In high-risk women undergoing both screening mammography and MR imaging, ultrasound examination does not yield any additional cancer detection and should be reserved for further evaluation or biopsy of abnormalities identified on mammography or MR imaging. , For women with an increased risk who qualify for but cannot undergo MR imaging (for reasons including implants or devices incompatible with MR imaging, severe claustrophobia, and body habitus), supplemental screening with ultrasound examination should be considered. The American College of Radiology Imaging Network 6666 trial was a multicenter prospective trial evaluating the performance of physician handheld screening ultrasound examinations in women with an increased risk and dense breast parenchyma. The ICDR for ultrasound examination was 5.3 per 1000 during the prevalence round and 3.7 per 1000 during the 2 incidence rounds, for an average ICDR of 4.3 per 1000. , This increased cancer detection, however, was offset by increased false positives, with a false-positive rate of ultrasound examination alone of 8.1% (vs 4.4% for mammography). The PPV3 for ultrasound-only findings was 9% for prevalence screening and 11.7% for incidence screening (vs 38.1% for mammography). Although performance improved with increased experience and comparison examinations, there was still a substantial rate of biopsy secondary to ultrasound screening, averaging 5% of all participants. After 3 rounds of screening with mammography and ultrasound examination, a subset of patients also underwent screening MR imaging, with an ICDR of 14.7 per 1000, demonstrating that ultrasound examination may still miss many cancers detected by MR imaging.

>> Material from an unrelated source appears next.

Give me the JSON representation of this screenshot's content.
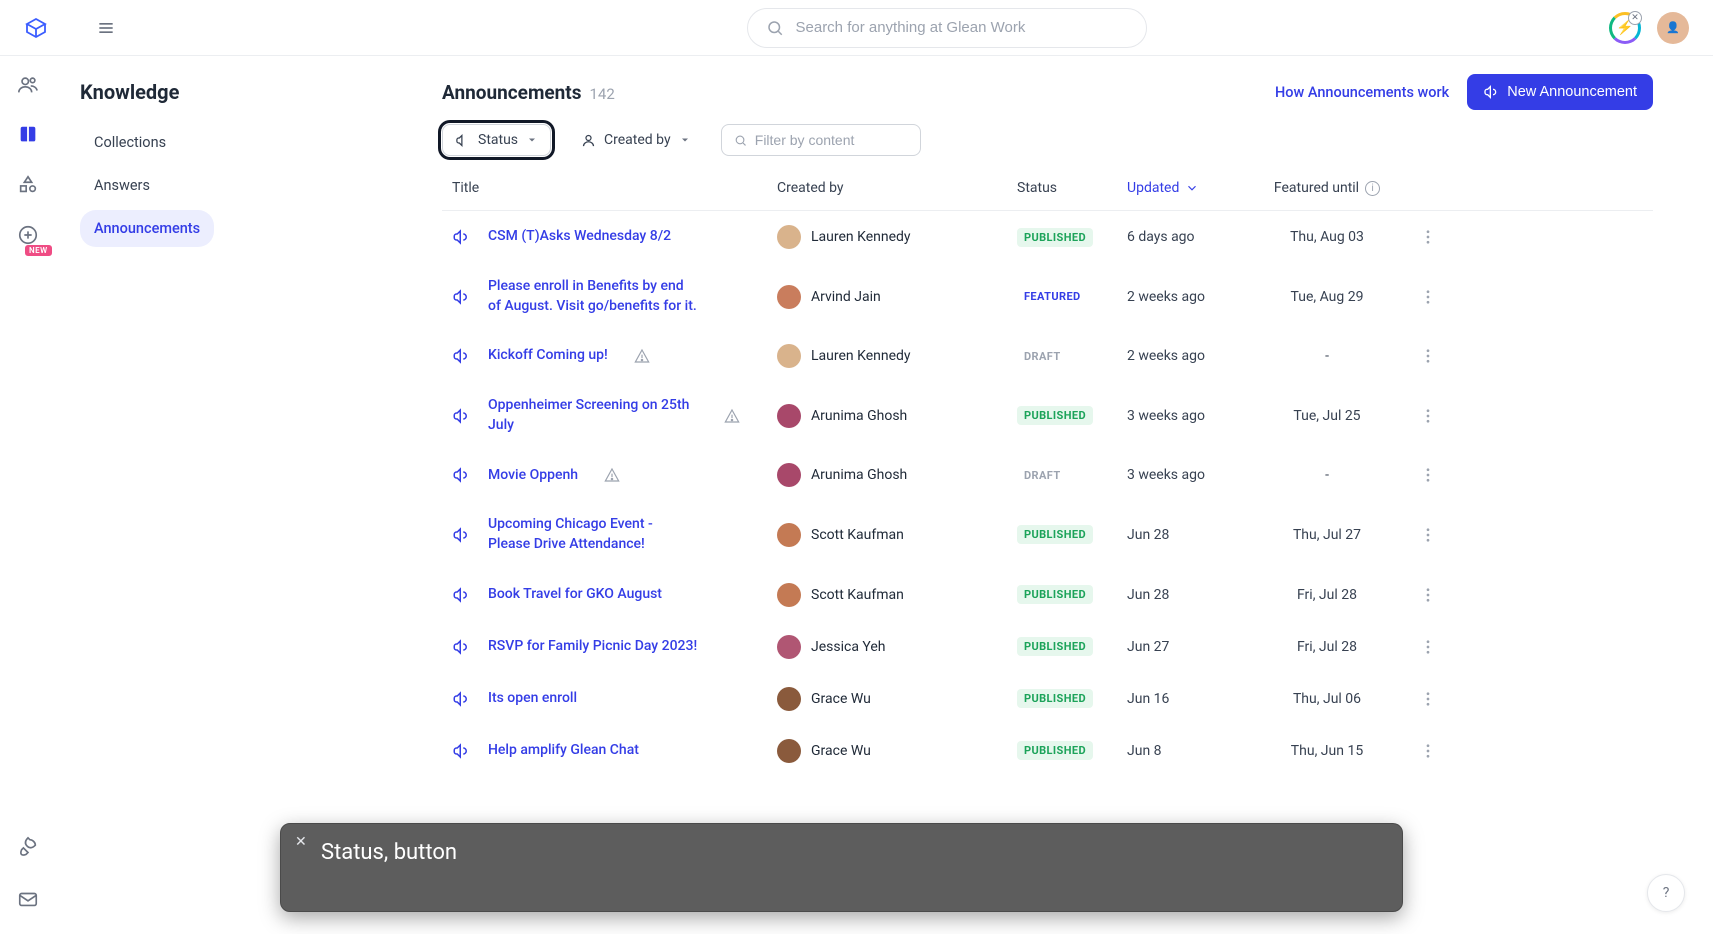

After the implementation of breast density legislation in Connecticut, data for technician-performed handheld ultrasound in women in the general population with dense breast parenchyma was published, with ICDR of 3.2 per 1000 and a PPV3 of 6.5% to 6.7%, lower than values reported for patients at elevated risk. , In women with dense breasts undergoing screening ultrasound examination, a retrospective study found no significant difference in additional cancer detection after DM versus after DBT.

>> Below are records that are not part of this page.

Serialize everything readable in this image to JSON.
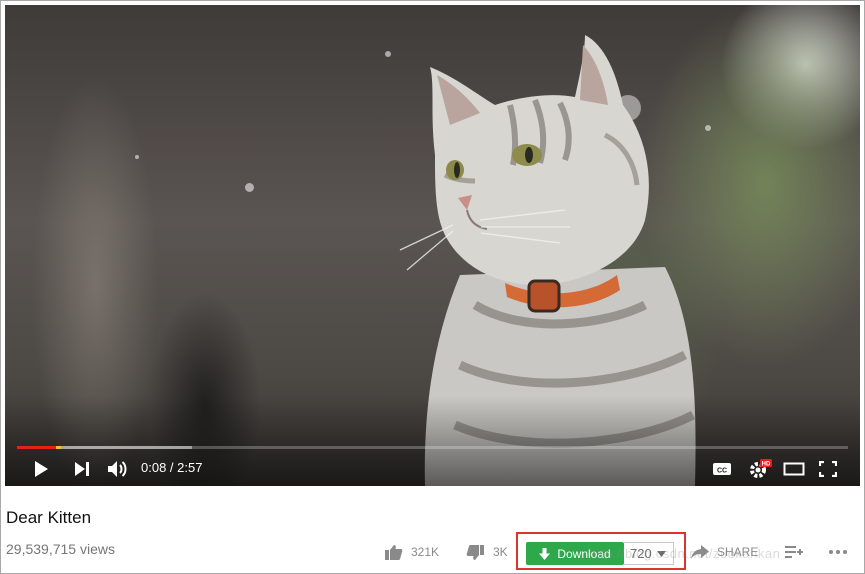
{
  "video": {
    "current_time": "0:08",
    "duration": "2:57",
    "time_display": "0:08 / 2:57",
    "progress_fraction": 0.047,
    "buffered_fraction": 0.21,
    "quality_badge": "HD"
  },
  "meta": {
    "title": "Dear Kitten",
    "views": "29,539,715 views"
  },
  "actions": {
    "likes": "321K",
    "dislikes": "3K",
    "share_label": "SHARE"
  },
  "download": {
    "label": "Download",
    "quality_value": "720"
  },
  "watermark": "http://blog.csdn.net/zuokankan",
  "colors": {
    "progress": "#e62117",
    "download_green": "#2da84a",
    "highlight_red": "#d9362c"
  },
  "icons": [
    "play-icon",
    "next-icon",
    "volume-icon",
    "captions-icon",
    "settings-icon",
    "theater-icon",
    "fullscreen-icon",
    "thumbs-up-icon",
    "thumbs-down-icon",
    "download-arrow-icon",
    "chevron-down-icon",
    "share-icon",
    "add-to-playlist-icon",
    "more-icon"
  ]
}
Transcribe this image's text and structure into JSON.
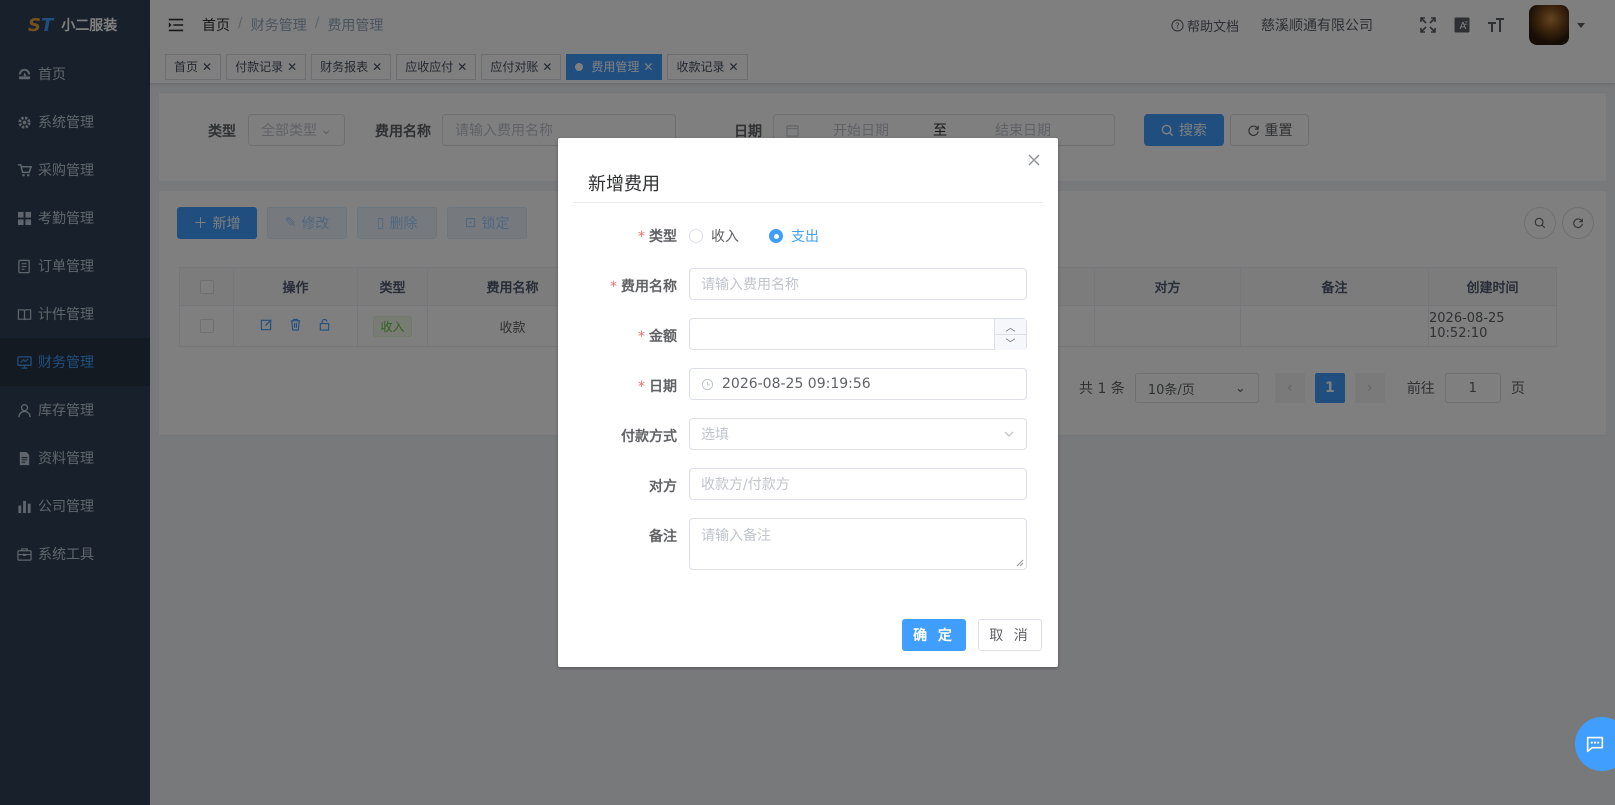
{
  "app": {
    "logo_mark": "ST",
    "name": "小二服装"
  },
  "sidebar": {
    "items": [
      {
        "label": "首页",
        "icon": "dashboard-icon"
      },
      {
        "label": "系统管理",
        "icon": "gear-icon"
      },
      {
        "label": "采购管理",
        "icon": "cart-icon"
      },
      {
        "label": "考勤管理",
        "icon": "grid-icon"
      },
      {
        "label": "订单管理",
        "icon": "order-icon"
      },
      {
        "label": "计件管理",
        "icon": "book-icon"
      },
      {
        "label": "财务管理",
        "icon": "monitor-icon",
        "active": true
      },
      {
        "label": "库存管理",
        "icon": "user-icon"
      },
      {
        "label": "资料管理",
        "icon": "document-icon"
      },
      {
        "label": "公司管理",
        "icon": "bar-chart-icon"
      },
      {
        "label": "系统工具",
        "icon": "toolbox-icon"
      }
    ]
  },
  "header": {
    "breadcrumb": [
      "首页",
      "财务管理",
      "费用管理"
    ],
    "help": "帮助文档",
    "company": "慈溪顺通有限公司"
  },
  "tags": [
    "首页",
    "付款记录",
    "财务报表",
    "应收应付",
    "应付对账",
    "费用管理",
    "收款记录"
  ],
  "active_tag": "费用管理",
  "search": {
    "type_label": "类型",
    "type_value": "全部类型",
    "name_label": "费用名称",
    "name_placeholder": "请输入费用名称",
    "date_label": "日期",
    "start_placeholder": "开始日期",
    "range_sep": "至",
    "end_placeholder": "结束日期",
    "search_btn": "搜索",
    "reset_btn": "重置"
  },
  "toolbar": {
    "add": "新增",
    "edit": "修改",
    "delete": "删除",
    "lock": "锁定"
  },
  "table": {
    "columns": [
      "操作",
      "类型",
      "费用名称",
      "对方",
      "备注",
      "创建时间"
    ],
    "rows": [
      {
        "type": "收入",
        "name": "收款",
        "party": "",
        "note": "",
        "created": "2026-08-25 10:52:10"
      }
    ]
  },
  "pagination": {
    "total": "共 1 条",
    "page_size": "10条/页",
    "current": "1",
    "goto_label": "前往",
    "goto_value": "1",
    "page_suffix": "页"
  },
  "dialog": {
    "title": "新增费用",
    "type_label": "类型",
    "type_options": [
      "收入",
      "支出"
    ],
    "type_selected": "支出",
    "name_label": "费用名称",
    "name_placeholder": "请输入费用名称",
    "amount_label": "金额",
    "amount_value": "",
    "date_label": "日期",
    "date_value": "2026-08-25 09:19:56",
    "payment_label": "付款方式",
    "payment_placeholder": "选填",
    "party_label": "对方",
    "party_placeholder": "收款方/付款方",
    "note_label": "备注",
    "note_placeholder": "请输入备注",
    "confirm": "确 定",
    "cancel": "取 消"
  },
  "colors": {
    "primary": "#409eff",
    "sidebar": "#304156",
    "danger": "#f56c6c"
  }
}
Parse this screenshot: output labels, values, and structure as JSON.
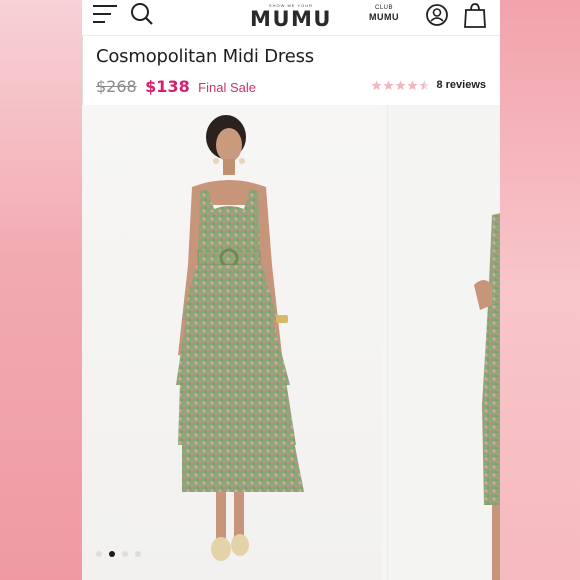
{
  "header": {
    "logo_tagline": "SHOW ME YOUR",
    "logo_text": "MUMU",
    "club_small": "CLUB",
    "club_big": "MUMU",
    "icons": [
      "menu-icon",
      "search-icon",
      "account-icon",
      "shopping-bag-icon"
    ]
  },
  "product": {
    "title": "Cosmopolitan Midi Dress",
    "original_price": "$268",
    "sale_price": "$138",
    "sale_note": "Final Sale",
    "rating": 4.5,
    "reviews_label": "8 reviews"
  },
  "gallery": {
    "image_count": 4,
    "active_index": 1
  },
  "colors": {
    "sale": "#d61f6b",
    "star": "#f2b8c0",
    "dress_green": "#7fa068",
    "dress_pink": "#d9a0a8"
  }
}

Factors limiting the implementation of screening breast ultrasound examinations include operator dependence, , a high-false positive rate (with recall rates twice as high and biopsy rates 2–3 times as high as screening mammography), a low PPV of biopsy recommendations, , and a high rate of BI-RADS 3 lesions requiring short-interval follow-up, ranging from 9% to 20%, The technique is also time and labor intensive, with mean performance times ranging from 4 to 19 minutes for physician handheld ultrasound examination , and 10 minutes for technologist handheld ultrasound examination.

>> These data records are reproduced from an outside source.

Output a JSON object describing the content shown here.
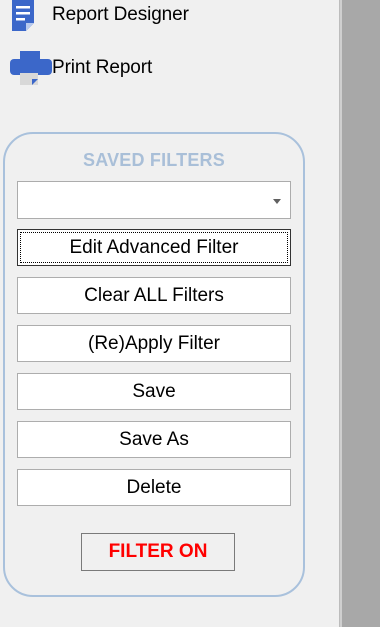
{
  "menu": {
    "report_designer": {
      "label": "Report Designer",
      "icon": "report-designer-icon"
    },
    "print_report": {
      "label": "Print Report",
      "icon": "printer-icon"
    }
  },
  "saved_filters": {
    "title": "SAVED FILTERS",
    "combo_value": "",
    "buttons": {
      "edit_advanced": "Edit Advanced Filter",
      "clear_all": "Clear ALL Filters",
      "reapply": "(Re)Apply Filter",
      "save": "Save",
      "save_as": "Save As",
      "delete": "Delete"
    },
    "status": {
      "label": "FILTER ON",
      "color": "#ff0000"
    }
  },
  "colors": {
    "accent_blue": "#3b67c9",
    "group_border": "#a9c1dc",
    "right_pane": "#a8a8a8"
  }
}
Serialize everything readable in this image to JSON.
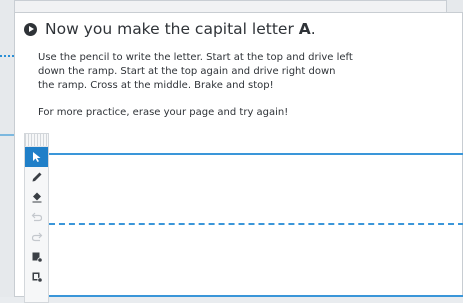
{
  "heading": {
    "prefix": "Now you make the capital letter ",
    "letter": "A",
    "suffix": "."
  },
  "instructions": "Use the pencil to write the letter. Start at the top and drive left down the ramp. Start at the top again and drive right down the ramp. Cross at the middle. Brake and stop!",
  "practice": "For more practice, erase your page and try again!",
  "toolbar": {
    "tools": [
      "pointer-icon",
      "pencil-icon",
      "eraser-icon",
      "undo-icon",
      "redo-icon",
      "clear-page-icon",
      "clear-all-icon"
    ],
    "active_tool": "pointer-icon"
  },
  "colors": {
    "accent": "#1f7fc8",
    "guide_line": "#3a96d9",
    "text": "#2f3338"
  }
}
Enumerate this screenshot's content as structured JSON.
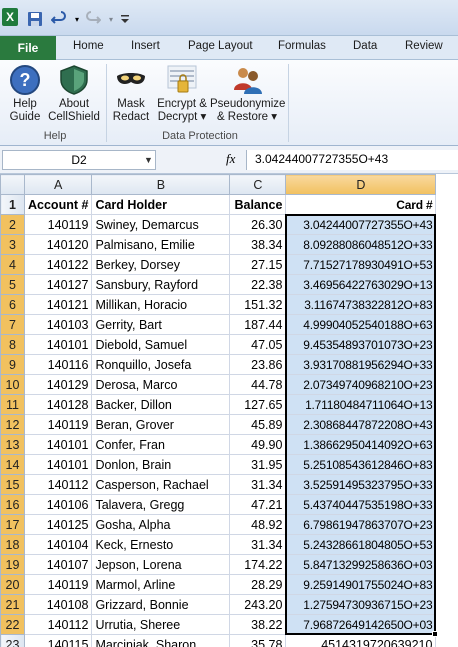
{
  "app_icon": {
    "label": "X"
  },
  "ribbon_tabs": [
    {
      "label": "File"
    },
    {
      "label": "Home"
    },
    {
      "label": "Insert"
    },
    {
      "label": "Page Layout"
    },
    {
      "label": "Formulas"
    },
    {
      "label": "Data"
    },
    {
      "label": "Review"
    }
  ],
  "ribbon": {
    "help_guide": "Help\nGuide",
    "about_cellshield": "About\nCellShield",
    "mask_redact": "Mask\nRedact",
    "encrypt_decrypt": "Encrypt &\nDecrypt ▾",
    "pseudonymize": "Pseudonymize\n& Restore ▾",
    "group_help": "Help",
    "group_data_protection": "Data Protection"
  },
  "formula_bar": {
    "name_box": "D2",
    "fx": "fx",
    "formula": "3.04244007727355O+43"
  },
  "columns": [
    "A",
    "B",
    "C",
    "D"
  ],
  "header_row": {
    "row": "1",
    "a": "Account #",
    "b": "Card Holder",
    "c": "Balance",
    "d": "Card #"
  },
  "rows": [
    {
      "row": "2",
      "a": "140119",
      "b": "Swiney, Demarcus",
      "c": "26.30",
      "d": "3.04244007727355O+43"
    },
    {
      "row": "3",
      "a": "140120",
      "b": "Palmisano, Emilie",
      "c": "38.34",
      "d": "8.09288086048512O+33"
    },
    {
      "row": "4",
      "a": "140122",
      "b": "Berkey, Dorsey",
      "c": "27.15",
      "d": "7.71527178930491O+53"
    },
    {
      "row": "5",
      "a": "140127",
      "b": "Sansbury, Rayford",
      "c": "22.38",
      "d": "3.46956422763029O+13"
    },
    {
      "row": "6",
      "a": "140121",
      "b": "Millikan, Horacio",
      "c": "151.32",
      "d": "3.11674738322812O+83"
    },
    {
      "row": "7",
      "a": "140103",
      "b": "Gerrity, Bart",
      "c": "187.44",
      "d": "4.99904052540188O+63"
    },
    {
      "row": "8",
      "a": "140101",
      "b": "Diebold, Samuel",
      "c": "47.05",
      "d": "9.45354893701073O+23"
    },
    {
      "row": "9",
      "a": "140116",
      "b": "Ronquillo, Josefa",
      "c": "23.86",
      "d": "3.93170881956294O+33"
    },
    {
      "row": "10",
      "a": "140129",
      "b": "Derosa, Marco",
      "c": "44.78",
      "d": "2.07349740968210O+23"
    },
    {
      "row": "11",
      "a": "140128",
      "b": "Backer, Dillon",
      "c": "127.65",
      "d": "1.71180484711064O+13"
    },
    {
      "row": "12",
      "a": "140119",
      "b": "Beran, Grover",
      "c": "45.89",
      "d": "2.30868447872208O+43"
    },
    {
      "row": "13",
      "a": "140101",
      "b": "Confer, Fran",
      "c": "49.90",
      "d": "1.38662950414092O+63"
    },
    {
      "row": "14",
      "a": "140101",
      "b": "Donlon, Brain",
      "c": "31.95",
      "d": "5.25108543612846O+83"
    },
    {
      "row": "15",
      "a": "140112",
      "b": "Casperson, Rachael",
      "c": "31.34",
      "d": "3.52591495323795O+33"
    },
    {
      "row": "16",
      "a": "140106",
      "b": "Talavera, Gregg",
      "c": "47.21",
      "d": "5.43740447535198O+33"
    },
    {
      "row": "17",
      "a": "140125",
      "b": "Gosha, Alpha",
      "c": "48.92",
      "d": "6.79861947863707O+23"
    },
    {
      "row": "18",
      "a": "140104",
      "b": "Keck, Ernesto",
      "c": "31.34",
      "d": "5.24328661804805O+53"
    },
    {
      "row": "19",
      "a": "140107",
      "b": "Jepson, Lorena",
      "c": "174.22",
      "d": "5.84713299258636O+03"
    },
    {
      "row": "20",
      "a": "140119",
      "b": "Marmol, Arline",
      "c": "28.29",
      "d": "9.25914901755024O+83"
    },
    {
      "row": "21",
      "a": "140108",
      "b": "Grizzard, Bonnie",
      "c": "243.20",
      "d": "1.27594730936715O+23"
    },
    {
      "row": "22",
      "a": "140112",
      "b": "Urrutia, Sheree",
      "c": "38.22",
      "d": "7.96872649142650O+03"
    },
    {
      "row": "23",
      "a": "140115",
      "b": "Marciniak, Sharon",
      "c": "35.78",
      "d": "4514319720639210"
    }
  ],
  "colors": {
    "file_tab": "#2a7a3e",
    "selection_fill": "#cfe1f4",
    "selected_header": "#f1c05f"
  }
}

Owing to the known limitations of handheld ultrasound examination, automated breast ultrasound (ABUS) examination systems have been developed to eliminate physician time for image acquisition and minimize operator dependence ( Fig. 4 ). Studies have shown improved performance with the combination of mammography and ABUS examination. Kelly and colleagues showed an ICDR of 3.6 per 1000 screening examinations in women with dense breasts at increased risk for breast cancer undergoing ABUS examination. In a multi-institutional study evaluating more than 15,000 asymptomatic women with dense breasts, ABUS examination detected an additional 1.9 cancers per 1000 women. Another study of ABUS examination in women with dense breasts reported an ICDR of 2.4 per 1000 with 9 additional recalls per 1000 women screened.